Everybody in the building was ordered out, she said, and two firetrucks arrived. She said she heard later that an air conditioner was smoking.
But Columbia's deputy fire chief, Aubrey Jenkins, said it was a false alarm. "That's not unusual for an alarm to activate. We didn't find anything wrong."
Meanwhile, Benedict officials have been working to fix deficiencies in the building's fire-safety system, said Steve Morrison, a lawyer and member of Benedict's board of trustees.
Morrison said he spoke Tuesday with county attorney Larry Smith and, after the fire-safety contractor working at the dorm had questions, delivered a letter asking the fire marshal to clarify what was meant by one of the listed deficiencies.

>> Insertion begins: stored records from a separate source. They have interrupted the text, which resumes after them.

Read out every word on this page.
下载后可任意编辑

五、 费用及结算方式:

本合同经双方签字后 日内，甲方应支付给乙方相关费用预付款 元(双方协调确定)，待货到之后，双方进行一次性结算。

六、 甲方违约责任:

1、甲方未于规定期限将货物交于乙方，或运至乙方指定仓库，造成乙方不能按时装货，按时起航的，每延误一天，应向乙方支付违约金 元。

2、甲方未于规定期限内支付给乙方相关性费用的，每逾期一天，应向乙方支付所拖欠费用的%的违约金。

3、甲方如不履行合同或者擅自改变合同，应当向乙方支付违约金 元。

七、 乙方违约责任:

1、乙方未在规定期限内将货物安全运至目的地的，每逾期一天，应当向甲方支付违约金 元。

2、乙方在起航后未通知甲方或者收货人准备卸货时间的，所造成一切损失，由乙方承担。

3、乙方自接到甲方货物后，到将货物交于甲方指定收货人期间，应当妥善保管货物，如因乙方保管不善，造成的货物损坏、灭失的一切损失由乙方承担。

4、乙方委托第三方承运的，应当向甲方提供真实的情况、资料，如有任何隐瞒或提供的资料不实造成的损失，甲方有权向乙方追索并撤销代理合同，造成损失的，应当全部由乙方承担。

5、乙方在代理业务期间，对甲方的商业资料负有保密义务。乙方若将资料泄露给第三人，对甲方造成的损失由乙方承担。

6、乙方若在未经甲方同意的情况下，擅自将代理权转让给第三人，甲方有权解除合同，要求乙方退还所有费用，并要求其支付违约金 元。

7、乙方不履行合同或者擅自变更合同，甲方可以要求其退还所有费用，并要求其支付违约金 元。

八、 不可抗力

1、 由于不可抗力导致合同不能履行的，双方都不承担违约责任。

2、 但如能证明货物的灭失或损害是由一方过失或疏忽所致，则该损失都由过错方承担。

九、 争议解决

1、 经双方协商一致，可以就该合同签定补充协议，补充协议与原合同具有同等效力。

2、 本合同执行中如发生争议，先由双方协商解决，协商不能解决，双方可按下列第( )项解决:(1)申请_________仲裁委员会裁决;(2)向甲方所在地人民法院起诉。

But Wednesday, Morrison said, he couldn't get anyone from the fire marshal's office on the phone.
Provided a copy of the news release, Morrison said he didn't know what the evacuation order meant and that he was unable to get a copy of the order.
As for where the students might be housed, Morrison said he doesn't know.
"Where can we move them?
"Until this press release, we've had our full energy on getting this building in order. ... The college may, in fact, be exploring that right now."
Then, just before 11 p.m. Wednesday, Morrison issued a statement that said the building at 1539 Horseshoe Drive has "working smoke detectors, functional fire alarms, fully charged fire extinguishers, exit signs, and a fire evacuation route" and a fire watch patrol.
It also said Smith, the county's attorney, returned calls late Wednesday, promising "to try to set up a meeting with the fire marshal."
"It's highly unusual to have a discussion with the government through the media and press releases," Morrison's statement said.
The county has cited the college at least three times, and a court date is set for Oct. 5 before a magistrate on those citations.